Cautious reopening for lockdown-hit businesses
AFTER weeks of enforced closure, home working or emergency appointments, businesses in many of the sectors affected by the worst of the lockdown are reopening.
Coronavirus measures are in place with new rules, timed appointments and personal protective equipment becoming normal.
Myriam Rogerson, owner of Frampton Cotterell salon Beauty Plus by Myriam, has recently welcomed clients back to her premises on Church Road.
When she first reopened some facial treatments weren’t permitted by the government, although restrictions were due to be lifted on August 1. This has had an impact on her business, along with the longer time needed for appointments, which ensures social distancing can take place but limits the number of clients she can see in any one day. Her staff now wear PPE and clients have to wear masks.
Myriam said: “The beauty about the preparation for reopening was that ultimately I did not have to do too much, as I uphold a strict hygiene regime at all times. However, what had to be implemented was the extra PPE, which incurred extra cost. I worked on a variety of forms for us to complete the pre-screening with our clients prior to any treatments, as well as to uphold track and trace.

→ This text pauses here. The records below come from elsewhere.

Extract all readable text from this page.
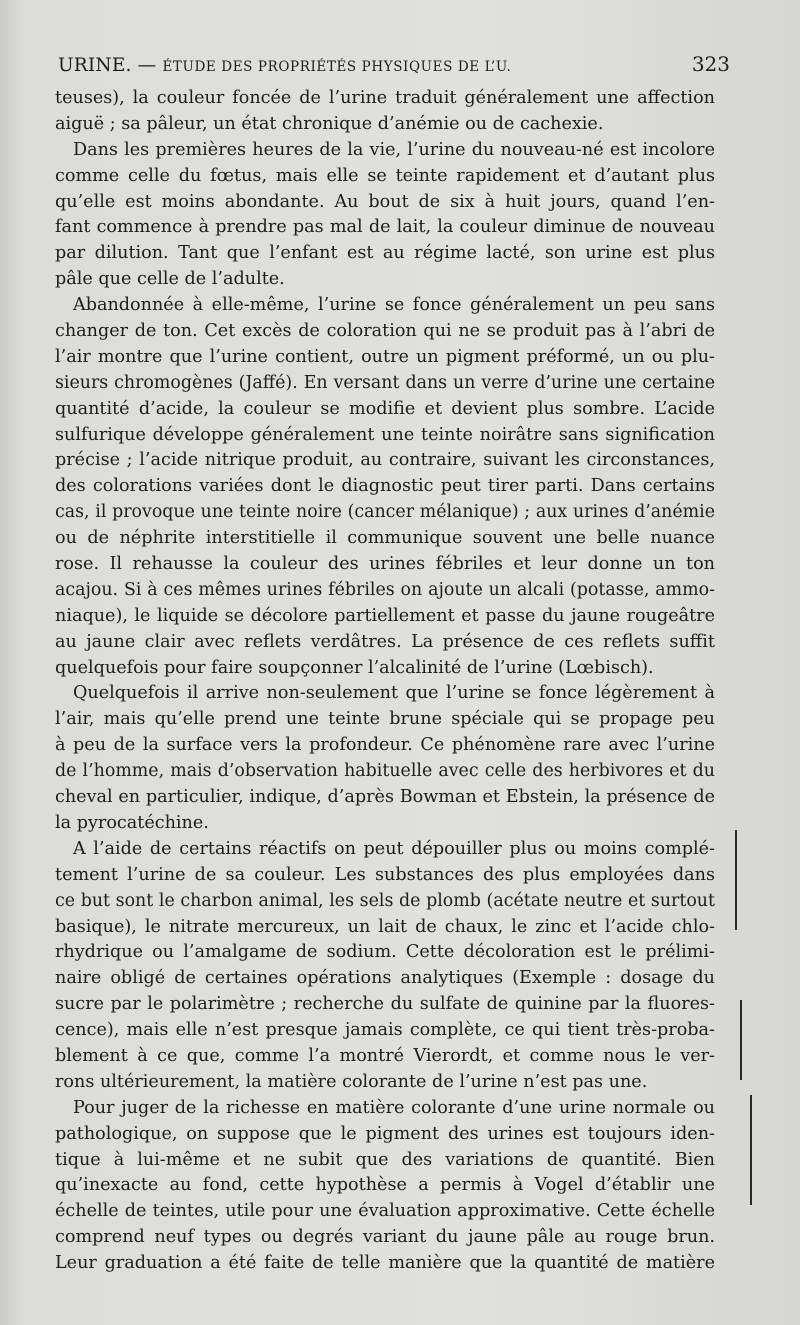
URINE. — ÉTUDE DES PROPRIÉTÉS PHYSIQUES DE L’U.	323
teuses), la couleur foncée de l’urine traduit généralement une affection
aiguë ; sa pâleur, un état chronique d’anémie ou de cachexie.
Dans les premières heures de la vie, l’urine du nouveau-né est incolore
comme celle du fœtus, mais elle se teinte rapidement et d’autant plus
qu’elle est moins abondante. Au bout de six à huit jours, quand l’en-
fant commence à prendre pas mal de lait, la couleur diminue de nouveau
par dilution. Tant que l’enfant est au régime lacté, son urine est plus
pâle que celle de l’adulte.
Abandonnée à elle-même, l’urine se fonce généralement un peu sans
changer de ton. Cet excès de coloration qui ne se produit pas à l’abri de
l’air montre que l’urine contient, outre un pigment préformé, un ou plu-
sieurs chromogènes (Jaffé). En versant dans un verre d’urine une certaine
quantité d’acide, la couleur se modifie et devient plus sombre. L’acide
sulfurique développe généralement une teinte noirâtre sans signification
précise ; l’acide nitrique produit, au contraire, suivant les circonstances,
des colorations variées dont le diagnostic peut tirer parti. Dans certains
cas, il provoque une teinte noire (cancer mélanique) ; aux urines d’anémie
ou de néphrite interstitielle il communique souvent une belle nuance
rose. Il rehausse la couleur des urines fébriles et leur donne un ton
acajou. Si à ces mêmes urines fébriles on ajoute un alcali (potasse, ammo-
niaque), le liquide se décolore partiellement et passe du jaune rougeâtre
au jaune clair avec reflets verdâtres. La présence de ces reflets suffit
quelquefois pour faire soupçonner l’alcalinité de l’urine (Lœbisch).
Quelquefois il arrive non-seulement que l’urine se fonce légèrement à
l’air, mais qu’elle prend une teinte brune spéciale qui se propage peu
à peu de la surface vers la profondeur. Ce phénomène rare avec l’urine
de l’homme, mais d’observation habituelle avec celle des herbivores et du
cheval en particulier, indique, d’après Bowman et Ebstein, la présence de
la pyrocatéchine.
A l’aide de certains réactifs on peut dépouiller plus ou moins complé-
tement l’urine de sa couleur. Les substances des plus employées dans
ce but sont le charbon animal, les sels de plomb (acétate neutre et surtout
basique), le nitrate mercureux, un lait de chaux, le zinc et l’acide chlo-
rhydrique ou l’amalgame de sodium. Cette décoloration est le prélimi-
naire obligé de certaines opérations analytiques (Exemple : dosage du
sucre par le polarimètre ; recherche du sulfate de quinine par la fluores-
cence), mais elle n’est presque jamais complète, ce qui tient très-proba-
blement à ce que, comme l’a montré Vierordt, et comme nous le ver-
rons ultérieurement, la matière colorante de l’urine n’est pas une.
Pour juger de la richesse en matière colorante d’une urine normale ou
pathologique, on suppose que le pigment des urines est toujours iden-
tique à lui-même et ne subit que des variations de quantité. Bien
qu’inexacte au fond, cette hypothèse a permis à Vogel d’établir une
échelle de teintes, utile pour une évaluation approximative. Cette échelle
comprend neuf types ou degrés variant du jaune pâle au rouge brun.
Leur graduation a été faite de telle manière que la quantité de matière
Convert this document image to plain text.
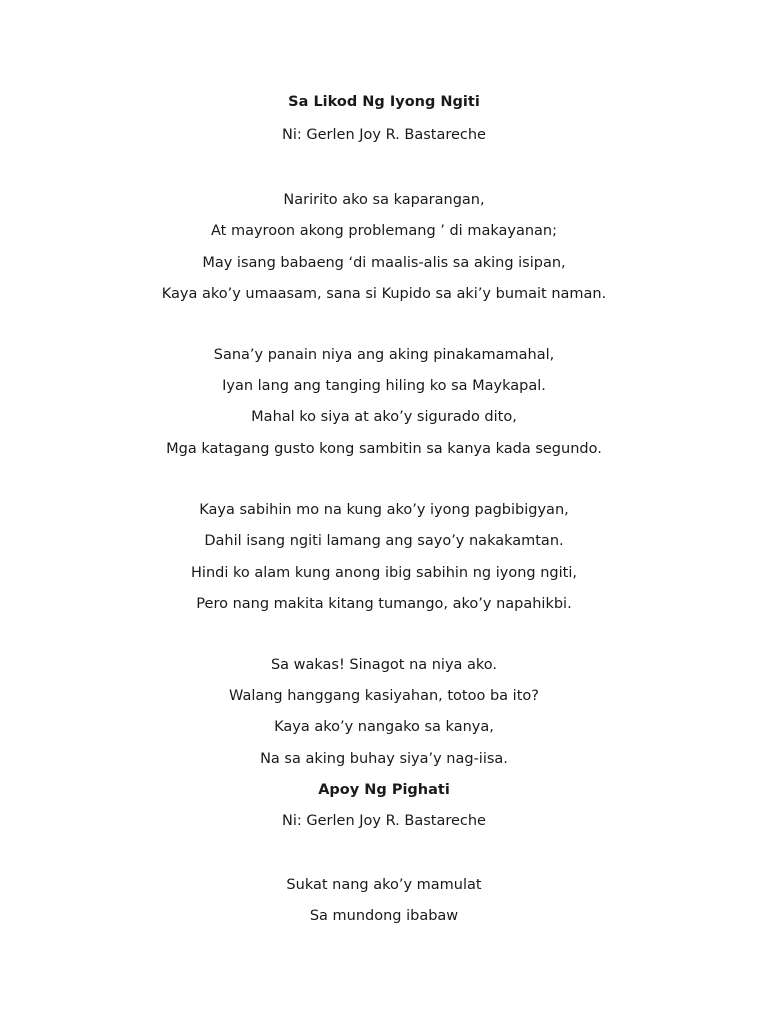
Sa Likod Ng Iyong Ngiti
Ni: Gerlen Joy R. Bastareche
Naririto ako sa kaparangan,
At mayroon akong problemang ’ di makayanan;
May isang babaeng ‘di maalis-alis sa aking isipan,
Kaya ako’y umaasam, sana si Kupido sa aki’y bumait naman.
Sana’y panain niya ang aking pinakamamahal,
Iyan lang ang tanging hiling ko sa Maykapal.
Mahal ko siya at ako’y sigurado dito,
Mga katagang gusto kong sambitin sa kanya kada segundo.
Kaya sabihin mo na kung ako’y iyong pagbibigyan,
Dahil isang ngiti lamang ang sayo’y nakakamtan.
Hindi ko alam kung anong ibig sabihin ng iyong ngiti,
Pero nang makita kitang tumango, ako’y napahikbi.
Sa wakas! Sinagot na niya ako.
Walang hanggang kasiyahan, totoo ba ito?
Kaya ako’y nangako sa kanya,
Na sa aking buhay siya’y nag-iisa.
Apoy Ng Pighati
Ni: Gerlen Joy R. Bastareche
Sukat nang ako’y mamulat
Sa mundong ibabaw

“We are delighted to be welcoming our supportive clients wearing our masks, face shield and disposable aprons – it’s the latest fashionable trend! My clients have been very loyal and with their continued support we should get going once again.”
At The Globe Pub in Frampton, Alex and Lloyd Williams have faced a challenge in reopening safely for customers, staff and their own family.
They started with a comprehensive risk assessment and decided to start slowly by opening only the garden, with numbers limited. Tables have been spaced out, for social distancing and to give staff extra space. There is a one-way system, sanitising stations and extra cleaning is being done. Each table has a QR code so that people can order and pay by phone.
Lloyd (pictured above) said: “We have been collecting customer names and phone numbers, which we keep for track and trace, then dispose of details after 21 days. Everyone has been very supportive and understands that this is for all our safety.
“Unfortunately, like many pubs and restaurants, numbers are down dramatically. People are still unsure of coming out, and we all need to build peoples’ confidence in the safety precautions we have introduced, as safety is the main priority. Customer comments have been very kind, and those that have visited have felt safe and enjoyed their visit.”
Lloyd and Alex hope to open indoors soon.
At AJ Homes estate agents in Winterbourne, all nine staff are now back at work but viewings, valuations and visits to the office must all now be booked in advance and follow social distancing rules. Desks are two metres apart to protect staff, and clients are not allowed past the front desks, which have protective screens.
Director Chris Hodgkins said: “Thanks to the governments’ furlough scheme I believe we’ve saved all our jobs, and they are all local jobs, as well. We still had half the staff on furlough initially, after we first reopened, and now because of the business activity everyone is back in the office.
“We expected the initial surge of enquiries to tail off after a couple of weeks of re-opening but thankfully it has kept going and the changes in ‘stamp duty’ has given the market a further boost.
“The problem now is, what we sell now we won’t receive payment for until the end of the year, so cash flow is going to be a concern over the next few months.”